La verità, infatti, può emergere a vari livelli. Uno di questi è sicuramente quello giudiziario e delle commissioni parlamentari d’inchiesta, e a questo livello non ci sono più dubbi che l’abbattimento e la strage sono direttamente legati ad operazioni militari tattiche. Un altro livello di verità è quello politico, e qui invece ancora non vi sono conferme sulla paternità francese o nordamericana o israeliana del missile infame, né sul reale obiettivo dell’azione militare (una vulgata vorrebbe uno scenario di inseguimento, finito con l’abbattimento di un Mig libico, un’altra un agguato aereo a Gheddafi).
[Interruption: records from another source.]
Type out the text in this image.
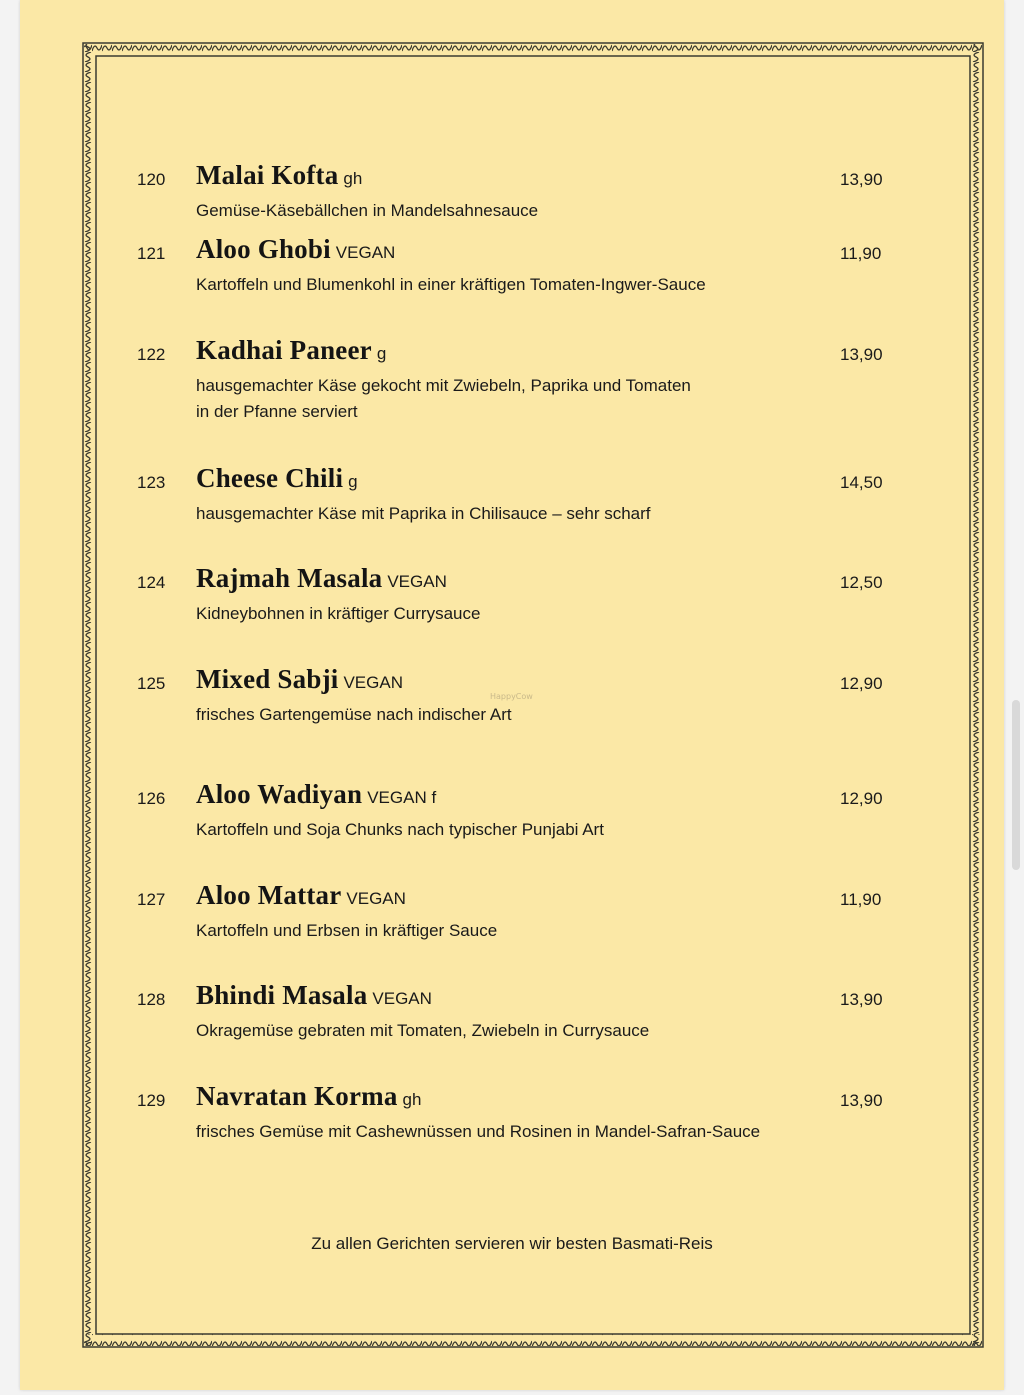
120 Malai Kofta gh	13,90
Gemüse-Käsebällchen in Mandelsahnesauce
121 Aloo Ghobi VEGAN	11,90
Kartoffeln und Blumenkohl in einer kräftigen Tomaten-Ingwer-Sauce
122 Kadhai Paneer g	13,90
hausgemachter Käse gekocht mit Zwiebeln, Paprika und Tomaten
in der Pfanne serviert
123 Cheese Chili g	14,50
hausgemachter Käse mit Paprika in Chilisauce – sehr scharf
124 Rajmah Masala VEGAN	12,50
Kidneybohnen in kräftiger Currysauce
125 Mixed Sabji VEGAN	12,90
frisches Gartengemüse nach indischer Art
126 Aloo Wadiyan VEGAN f	12,90
Kartoffeln und Soja Chunks nach typischer Punjabi Art
127 Aloo Mattar VEGAN	11,90
Kartoffeln und Erbsen in kräftiger Sauce
128 Bhindi Masala VEGAN	13,90
Okragemüse gebraten mit Tomaten, Zwiebeln in Currysauce
129 Navratan Korma gh	13,90
frisches Gemüse mit Cashewnüssen und Rosinen in Mandel-Safran-Sauce
HappyCow
Zu allen Gerichten servieren wir besten Basmati-Reis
Un terzo livello di verità è quello che viene in genere occultato dai depistaggi e dagli insabbiamenti, e riguarda soprattutto le complicità «ai lati» o «in basso», cioè la funzione di quella vasta manovalanza di esercito, polizie e servizi, quando non di altri ordini dello stato come quello giudiziario, e che nel concreto tendono a fornire una verità alternativa che tenga conto degli interessi strategici e politici. Per semplificare, questo è il vero livello della «ragion di stato», all’opera ad esempio anche nella recente condanna europea delle torture applicate agli arrestati nella scuola Diaz alla fine del G8 di Genova del 2001. Come si vede, è difficile, a 35 anni di distanza dal 27 giugno 1980 opporre un altro livello di verità, valido per la stazione di Bologna come per altre stragi di stato. Ad esempio il punto di vista delle vittime e delle associazioni. Ma anche il punto di vista storico, che manca interamente nel nostro paese e in Europa e che invece potrebbe ricostruire in tempi molto più brevi una verità che venga proprio dagli autori veri di quelle stragi e dai loro mandanti politici e istituzionali.
Chiamatelo «controprocesso», come negli anni ’70, oppure «commissione di verità e riconciliazione», come in Brasile, Est Europa e Sud Africa. Ma è di questo che l’Italia ha bisogno per elaborare un lutto che è in primo luogo democratico, politico, civile, nazionale, collettivo.